Die Zeiten ändern sich. Im Bus spielt niemand mehr Skat oder Doppelkopf. Stattdessen gilt das Diktat von Dr. Dre und dem iPhone. Tischtennis spielt außer Philipp Lahm sowieso niemand mehr. Playstation und Xbox sind angesagt. Auch modisch sind die Nationalspieler ganz weit vorne. Und in den sozialen Medien sowieso. Selfie im Bus, Selfie mit Mutti, Selfie mit dem Pokal, Selfie mit Mutti und dem Pokal. Alles, was sich nur wünschen kann.
Umso erstaunlicher ist die Tatsache, dass das Highlight der Weltmeisterfeier in Berlin ein Auftritt von Helene Fischer war. Im wahrsten Sinne des Wortes im Kreis der Nationalspieler. Und während offensichtlich humorbefreite Redakteure, die sonst wahrscheinlich selbstverliebte Texte im Feuilleton verfassen, diskutieren, ob man sich einen Spaß auf Kosten der Argentinier erlauben kann, spricht niemand über dieses Helenengate!

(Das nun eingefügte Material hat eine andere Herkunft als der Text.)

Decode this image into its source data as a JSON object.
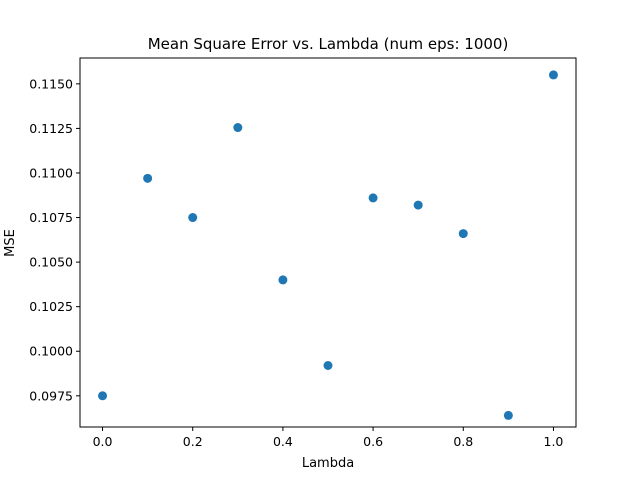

Dabei wähnte ich uns auf dem Weg der Besserung. 2002 wurde auf Veranlassung von Teamchef Rudi Völler noch die Bietigheimer “Band” PUR nach Yokohama eingeflogen. Der Tiefpunkt der musikalischen Historie des DFB-Teams. 2006 dann Xavier Naidoo, der uns mehrmals am Tag darauf hinwies, das der Weg kein leichter sein würde. Recht hatte er, wie sich im Halbfinale zeigte und der Song war auch gar nicht so schlecht. Aber durch Dauerrotation ist noch kein Lied besser geworden.

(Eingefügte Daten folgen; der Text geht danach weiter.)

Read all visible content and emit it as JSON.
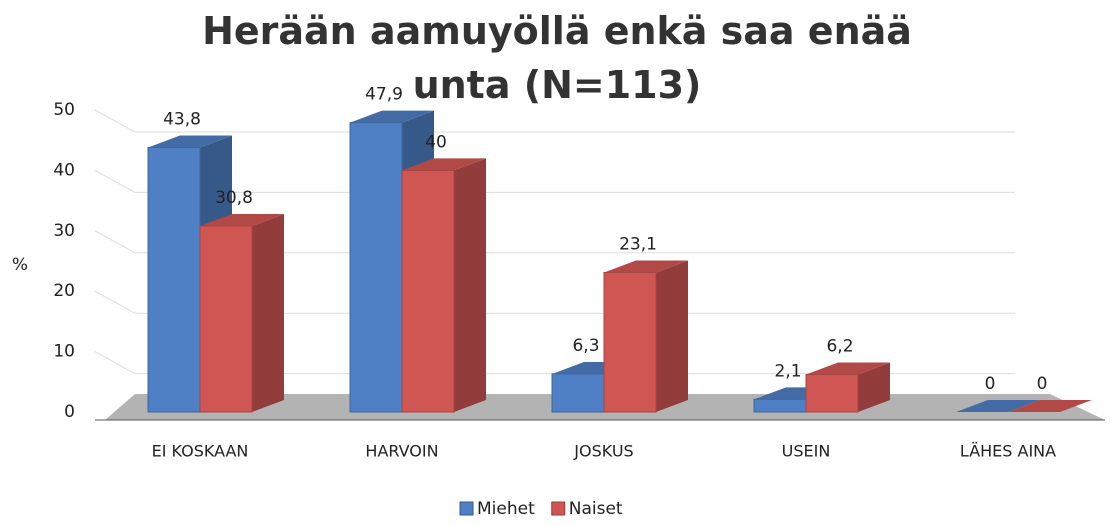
{
  "chart_data": {
    "type": "bar3d",
    "title": "Herään aamuyöllä enkä saa enää unta (N=113)",
    "ylabel": "%",
    "categories": [
      "EI KOSKAAN",
      "HARVOIN",
      "JOSKUS",
      "USEIN",
      "LÄHES AINA"
    ],
    "series": [
      {
        "name": "Miehet",
        "color": "#4f7fc4",
        "values": [
          43.8,
          47.9,
          6.3,
          2.1,
          0
        ],
        "value_labels": [
          "43,8",
          "47,9",
          "6,3",
          "2,1",
          "0"
        ]
      },
      {
        "name": "Naiset",
        "color": "#d05654",
        "values": [
          30.8,
          40,
          23.1,
          6.2,
          0
        ],
        "value_labels": [
          "30,8",
          "40",
          "23,1",
          "6,2",
          "0"
        ]
      }
    ],
    "ylim": [
      0,
      50
    ],
    "yticks": [
      0,
      10,
      20,
      30,
      40,
      50
    ],
    "grid": true,
    "legend": "bottom"
  }
}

2010 dann Bushido mit “Fackeln im Wind“. Der Song startet standesgemäß mit Olé, olé Rufen bevor dann derbe gerappt wird: “Hey, yo Deutschland!” Da kann man jetzt gut finden oder auch nicht, aber für mich passte das ziemlich gut zu der damaligen und aktuellen Spieler-Generation. Auch die Sportfreunde Stiller hatten einen Song am Start, aber für mich waren die Boatengs, Khediras, Jansens und Podolski eben mehr Bushido als Sportis. Das gilt natürlich insbesondere für Mesut Özil, dessen Ex mittlerweile Frau Bushido ist. Jedenfalls schien der Musikgeschmack der Nationalelf weg vom Mainstream hin zur Nische zu gehen.
Das lies mich für 2014 hoffen. Wer würde den inoffiziellen Soundtrack zur WM liefern? Kollegah? Marteria? Beatsteaks? Kettcar? Und dann kam Helene Fischer.

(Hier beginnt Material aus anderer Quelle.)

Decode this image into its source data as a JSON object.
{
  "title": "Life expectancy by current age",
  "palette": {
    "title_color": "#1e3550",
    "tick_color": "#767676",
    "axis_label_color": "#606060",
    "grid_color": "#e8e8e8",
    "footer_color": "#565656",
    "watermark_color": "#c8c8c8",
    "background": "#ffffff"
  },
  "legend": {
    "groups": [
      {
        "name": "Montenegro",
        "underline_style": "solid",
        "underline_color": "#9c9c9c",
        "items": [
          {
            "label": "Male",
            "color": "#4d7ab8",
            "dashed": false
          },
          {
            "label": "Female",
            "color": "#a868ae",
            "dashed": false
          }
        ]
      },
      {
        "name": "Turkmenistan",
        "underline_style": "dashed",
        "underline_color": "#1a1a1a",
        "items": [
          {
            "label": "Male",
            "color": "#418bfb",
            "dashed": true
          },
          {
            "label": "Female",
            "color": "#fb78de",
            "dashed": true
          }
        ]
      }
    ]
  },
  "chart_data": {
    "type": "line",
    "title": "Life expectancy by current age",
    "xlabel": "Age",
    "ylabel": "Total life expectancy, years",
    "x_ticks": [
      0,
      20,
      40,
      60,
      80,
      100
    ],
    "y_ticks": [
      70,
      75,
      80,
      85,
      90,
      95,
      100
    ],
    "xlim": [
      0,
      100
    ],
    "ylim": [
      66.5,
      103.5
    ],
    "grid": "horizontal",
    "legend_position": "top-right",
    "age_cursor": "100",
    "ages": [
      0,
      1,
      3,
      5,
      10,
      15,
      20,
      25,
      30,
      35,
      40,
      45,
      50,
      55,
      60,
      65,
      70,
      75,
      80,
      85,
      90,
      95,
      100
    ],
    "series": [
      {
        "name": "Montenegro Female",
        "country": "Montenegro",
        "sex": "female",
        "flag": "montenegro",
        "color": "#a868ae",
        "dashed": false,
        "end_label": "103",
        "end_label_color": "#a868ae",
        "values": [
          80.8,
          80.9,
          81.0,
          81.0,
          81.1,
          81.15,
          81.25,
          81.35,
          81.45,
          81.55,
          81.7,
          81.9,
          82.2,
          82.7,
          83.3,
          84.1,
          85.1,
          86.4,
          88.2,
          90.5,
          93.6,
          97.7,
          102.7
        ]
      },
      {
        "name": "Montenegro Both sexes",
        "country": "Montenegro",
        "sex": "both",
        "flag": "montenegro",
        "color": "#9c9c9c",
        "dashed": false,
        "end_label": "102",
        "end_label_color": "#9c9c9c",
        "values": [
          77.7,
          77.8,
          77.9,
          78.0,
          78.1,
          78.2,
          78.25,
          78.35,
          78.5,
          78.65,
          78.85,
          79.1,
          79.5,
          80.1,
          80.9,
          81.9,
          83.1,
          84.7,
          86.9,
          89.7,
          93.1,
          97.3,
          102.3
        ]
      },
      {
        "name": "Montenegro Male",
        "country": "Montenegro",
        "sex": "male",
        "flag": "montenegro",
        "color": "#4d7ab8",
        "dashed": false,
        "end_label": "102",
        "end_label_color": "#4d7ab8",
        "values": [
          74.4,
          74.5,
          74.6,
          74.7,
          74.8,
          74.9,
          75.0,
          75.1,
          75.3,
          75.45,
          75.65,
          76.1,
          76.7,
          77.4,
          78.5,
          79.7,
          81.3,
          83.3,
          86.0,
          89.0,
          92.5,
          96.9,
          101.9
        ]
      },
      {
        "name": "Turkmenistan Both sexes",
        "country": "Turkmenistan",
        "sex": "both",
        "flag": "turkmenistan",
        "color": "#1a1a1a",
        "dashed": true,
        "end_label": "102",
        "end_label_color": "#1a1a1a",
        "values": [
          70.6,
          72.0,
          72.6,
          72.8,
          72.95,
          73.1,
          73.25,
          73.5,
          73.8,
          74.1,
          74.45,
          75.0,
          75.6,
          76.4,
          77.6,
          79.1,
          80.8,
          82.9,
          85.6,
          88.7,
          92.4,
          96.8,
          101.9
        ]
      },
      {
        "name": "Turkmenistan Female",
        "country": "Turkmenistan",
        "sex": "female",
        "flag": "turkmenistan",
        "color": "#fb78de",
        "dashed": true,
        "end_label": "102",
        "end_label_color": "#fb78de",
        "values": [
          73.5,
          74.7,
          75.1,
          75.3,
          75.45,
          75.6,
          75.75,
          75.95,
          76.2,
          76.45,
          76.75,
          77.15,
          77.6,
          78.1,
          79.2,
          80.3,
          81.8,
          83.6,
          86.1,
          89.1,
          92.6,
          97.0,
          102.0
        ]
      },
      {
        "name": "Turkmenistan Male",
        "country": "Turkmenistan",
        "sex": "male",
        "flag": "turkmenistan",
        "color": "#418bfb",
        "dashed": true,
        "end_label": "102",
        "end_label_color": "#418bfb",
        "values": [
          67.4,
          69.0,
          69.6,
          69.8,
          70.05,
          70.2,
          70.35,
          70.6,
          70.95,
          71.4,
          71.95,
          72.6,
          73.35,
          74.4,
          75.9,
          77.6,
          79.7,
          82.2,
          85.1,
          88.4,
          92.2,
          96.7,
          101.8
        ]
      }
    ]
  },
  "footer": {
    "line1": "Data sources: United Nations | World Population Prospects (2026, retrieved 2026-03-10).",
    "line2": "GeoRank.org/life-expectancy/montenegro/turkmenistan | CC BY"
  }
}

Ich würde unseren Weltmeistern gerne zugute halten, dass sie sich nach dem langen Flug und dem ein oder anderen alkoholischen Getränk in einem Zustand befanden, in dem sie wie viele andere auch bei Schlagern ziemlich abgehen. Aber es gibt leider viele Indizien, die dagegen sprechen. So wird vor allem der Dortmunder Fraktion eine hohe Helenigkeit nachgesagt. Und sie leugnen es nicht mal.
Was ich mich dabei ernsthaft frage: Die Nationalspieler sind vom Nike-Cap bis zum Fußsohlen-Tattoo die Konsumvorbilder junger Leute. Aber hören 16-jährige mittlerweile wirklich Schlager? Dann weg mit der Playsi und rein mit der Tischtennisplatte!
Und zum Abschluss noch eins mit mir als “Fan” auf dem Bild pic.twitter.com/yWqjNYFOQP
— Mats Hummels (@matshummels) July 15, 2014
Mir fehlen da auch die Worte und ich versteh es nicht…zumindest hab ich jetzt einen guten Grund, die tausend Wiederholung von der Fanmeile NICHT anzuschauen!